Heinrich Schliemann : à la poursuite d'un rêve sur le chemin de Troie
En 1870, un homme d'affaires d'origine allemande, qui a fait fortune en Russie et aux États-Unis, décide de fouiller les ruines de Troie, parce qu'il s'est pris de passion pour les récits d'Homère et veut en retrouver les traces archéologiques.
Pour beaucoup, Heinrich Schliemann ne fut qu'un trafiquant capable, grâce à une immense fortune, d'éventrer des villes mortes au gré de sa fantaisie.

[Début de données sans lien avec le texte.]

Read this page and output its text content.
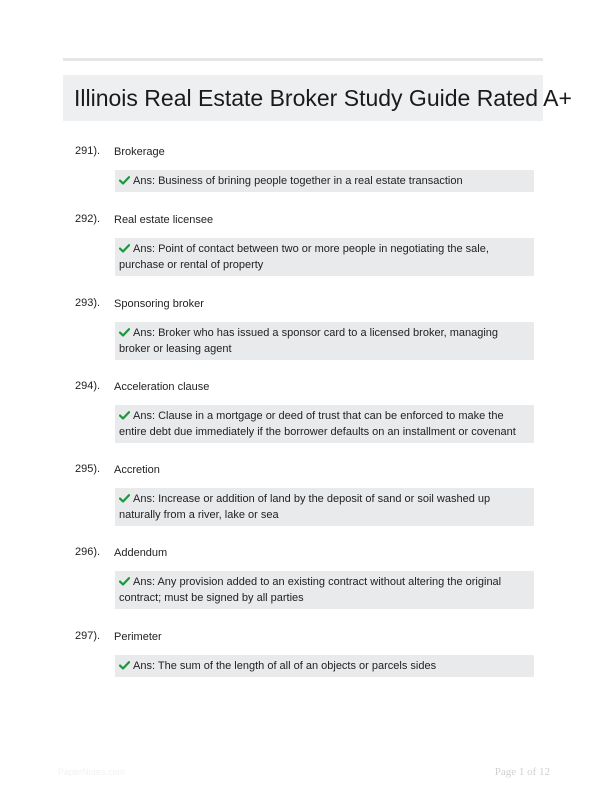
Illinois Real Estate Broker Study Guide Rated A+
291). Brokerage
Ans: Business of brining people together in a real estate transaction
292). Real estate licensee
Ans: Point of contact between two or more people in negotiating the sale, purchase or rental of property
293). Sponsoring broker
Ans: Broker who has issued a sponsor card to a licensed broker, managing broker or leasing agent
294). Acceleration clause
Ans: Clause in a mortgage or deed of trust that can be enforced to make the entire debt due immediately if the borrower defaults on an installment or covenant
295). Accretion
Ans: Increase or addition of land by the deposit of sand or soil washed up naturally from a river, lake or sea
296). Addendum
Ans: Any provision added to an existing contract without altering the original contract; must be signed by all parties
297). Perimeter
Ans: The sum of the length of all of an objects or parcels sides
PaperNotes.com	Page 1 of 12
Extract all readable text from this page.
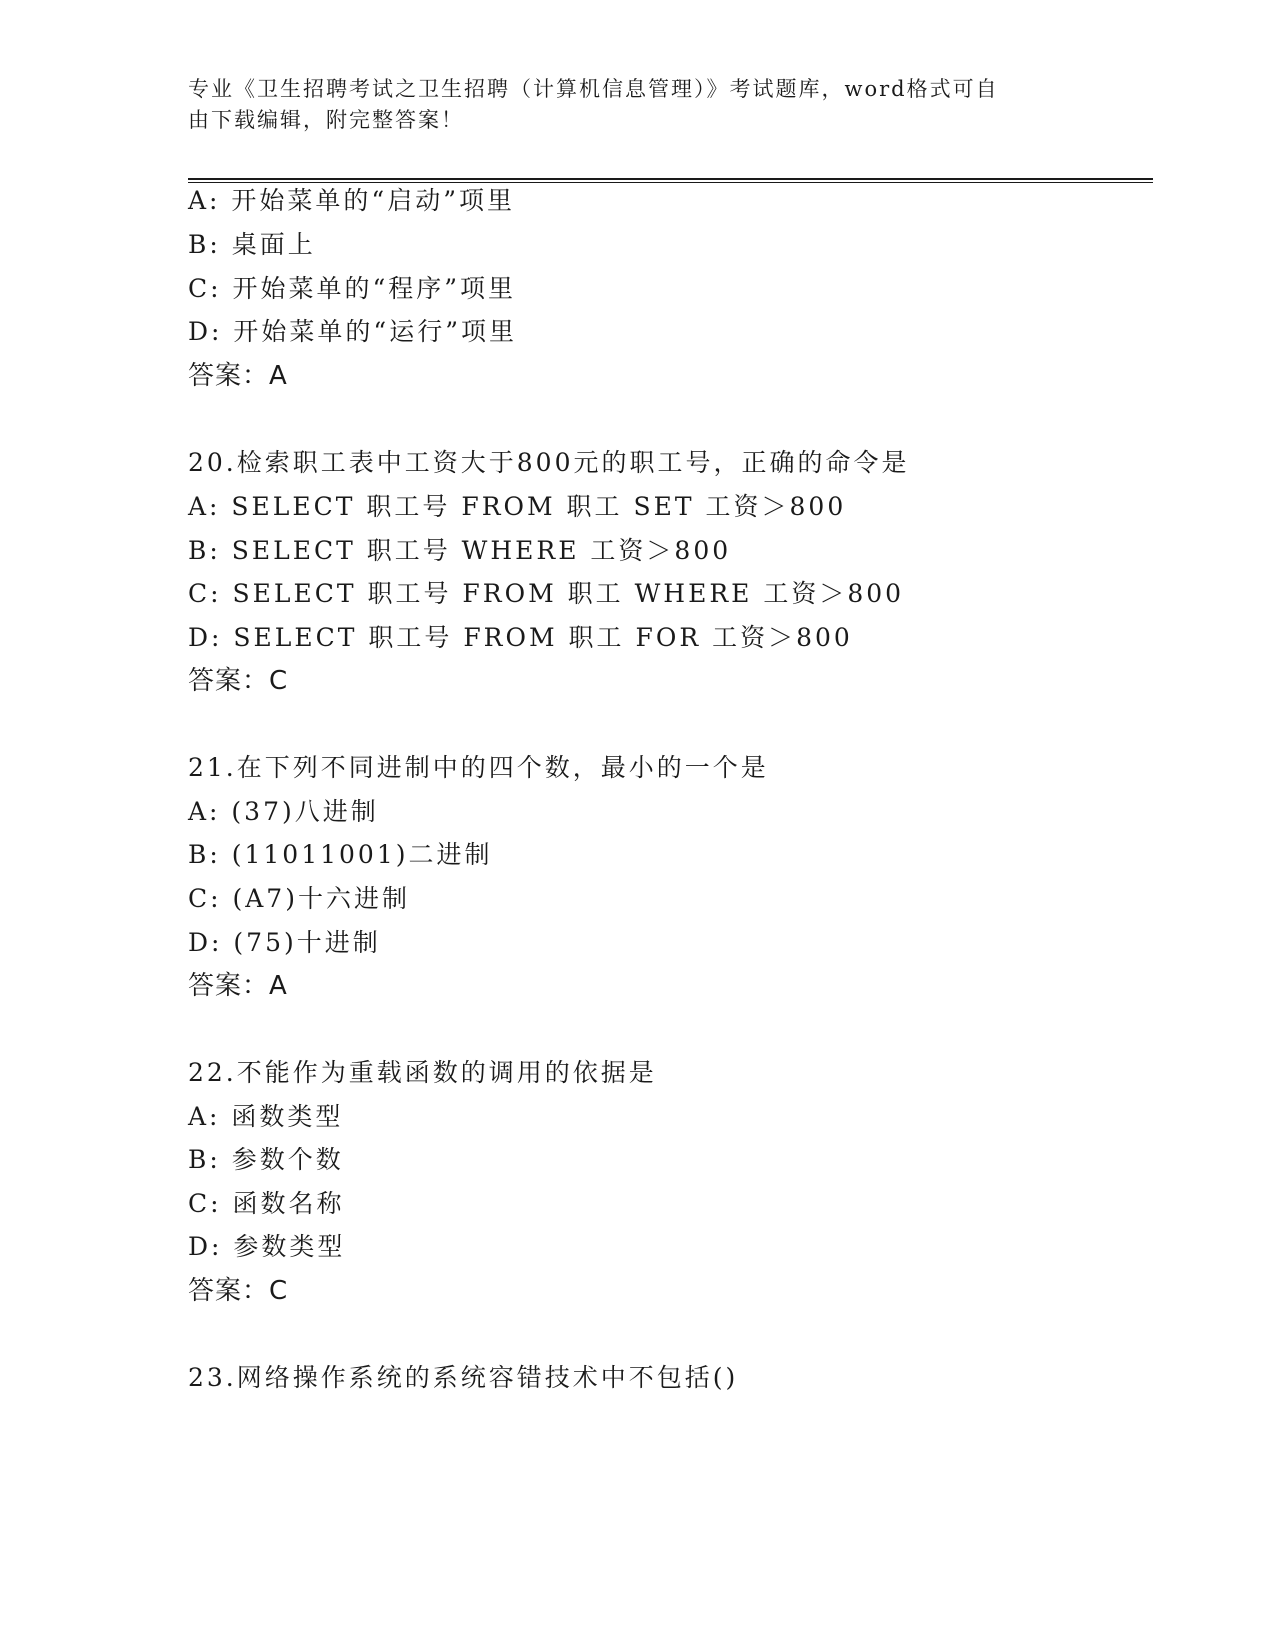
专业《卫生招聘考试之卫生招聘（计算机信息管理）》考试题库，word格式可自
由下载编辑，附完整答案！
A: 开始菜单的“启动”项里
B: 桌面上
C: 开始菜单的“程序”项里
D: 开始菜单的“运行”项里
答案：A
20.检索职工表中工资大于800元的职工号，正确的命令是
A: SELECT 职工号 FROM 职工 SET 工资＞800
B: SELECT 职工号 WHERE 工资＞800
C: SELECT 职工号 FROM 职工 WHERE 工资＞800
D: SELECT 职工号 FROM 职工 FOR 工资＞800
答案：C
21.在下列不同进制中的四个数，最小的一个是
A: (37)八进制
B: (11011001)二进制
C: (A7)十六进制
D: (75)十进制
答案：A
22.不能作为重载函数的调用的依据是
A: 函数类型
B: 参数个数
C: 函数名称
D: 参数类型
答案：C
23.网络操作系统的系统容错技术中不包括()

Or, depuis une quinzaine d'années, le personnage fait l'objet d'une nouvelle approche. Sites dévastés, trésors pillés, reconstitutions abusives, interprétations fantaisistes... Schliemann a commis d'innombrables excès sur ses chantiers de fouilles. Pourtant, les archéologues reconnaissent aujourd'hui en lui un grand précurseur. Pour Hervé Duchêne, spécialiste d'histoire grecque, il a été le premier à redonner vie au monde grec de l'Antiquité.
Une vie entourée de légendes.
La vie de Schliemann est entourée de légendes. La plus persistante vient de ses autobiographies, et évoque l’origine de sa passion pour le monde d’Homère : enfant, son père lui aurait raconté les récits de l’Iliade, ce qui l’auraient fait rêver de découvrir l’ancienne ville de Troie. Fils d’un pasteur protestant qui, en raison de ses mauvaises mœurs, n’eut pas les moyens de lui donner une éducation, l’enfant Schliemann est contraint d’arrêter ses études, devient apprenti chez un épicier à Fürstenberg. Puis, il suit à Rostock un cours de comptabilité, avant de se rendre à Hambourg pour s’embarquer pour l’Amérique latine, sur un bateau qui fait naufrage. Il finit par trouver un emploi de clerc à Amsterdam, dans la firme Schröder, empire familial possédant des bureaux dans plusieurs grandes capitales. Là, ses opérations réussissent si bien qu'il décide, en 1847, de s'établir à son compte comme négociant en gros. En 1852, Heinrich Schliemann installe une succursale à Moscou. Il vend de l'indigo, puis du thé, du coton, de l'huile et plus généralement tout le ravitaillement nécessaire aux armées. Ses affaires prospèrent grâce à la guerre de Crimée (1854-1856) et à la guerre de Sécession (1861-1865). En juin 1851, il ouvre à Sacramento, en Californie, un bureau d'achat et de revente de poudre d'or. Quand il quitte New York, le 19 mai 1852, sa fortune est déjà estimée à 400 000 dollars, rien qu'en Amérique. Elle lui permet alors de satisfaire sa passion pour la guerre de Troie. Schliemann décide de quitter le commerce et la Russie, et d’investir dans l’immobilier parisien. Après un voyage qui l’amène en Orient, et qui fera l’objet de son premier ouvrage, publié à Paris, La Chine et le Japon au temps présent (1867), il cherche à acquérir des immeubles dans la ville, qui vient d’être rénovée et modernisée par le Baron Haussmann et Napoléon III. Tout en profitant des musées et théâtres, dès son deuxième jour dans la capitale, il commence à assister à des cours au Collège de France et la Sorbonne, comme de nombreux riches bourgeois et commerçants de l’époque, français et étranger. Car la « capitale du XIXe siècle » ne l’est pas uniquement en raison de la vie de luxe et des espaces culturels et de socialisation qu’elle propose, mais aussi en raison de son offre de formation savante gratuite et ouverte à tout public.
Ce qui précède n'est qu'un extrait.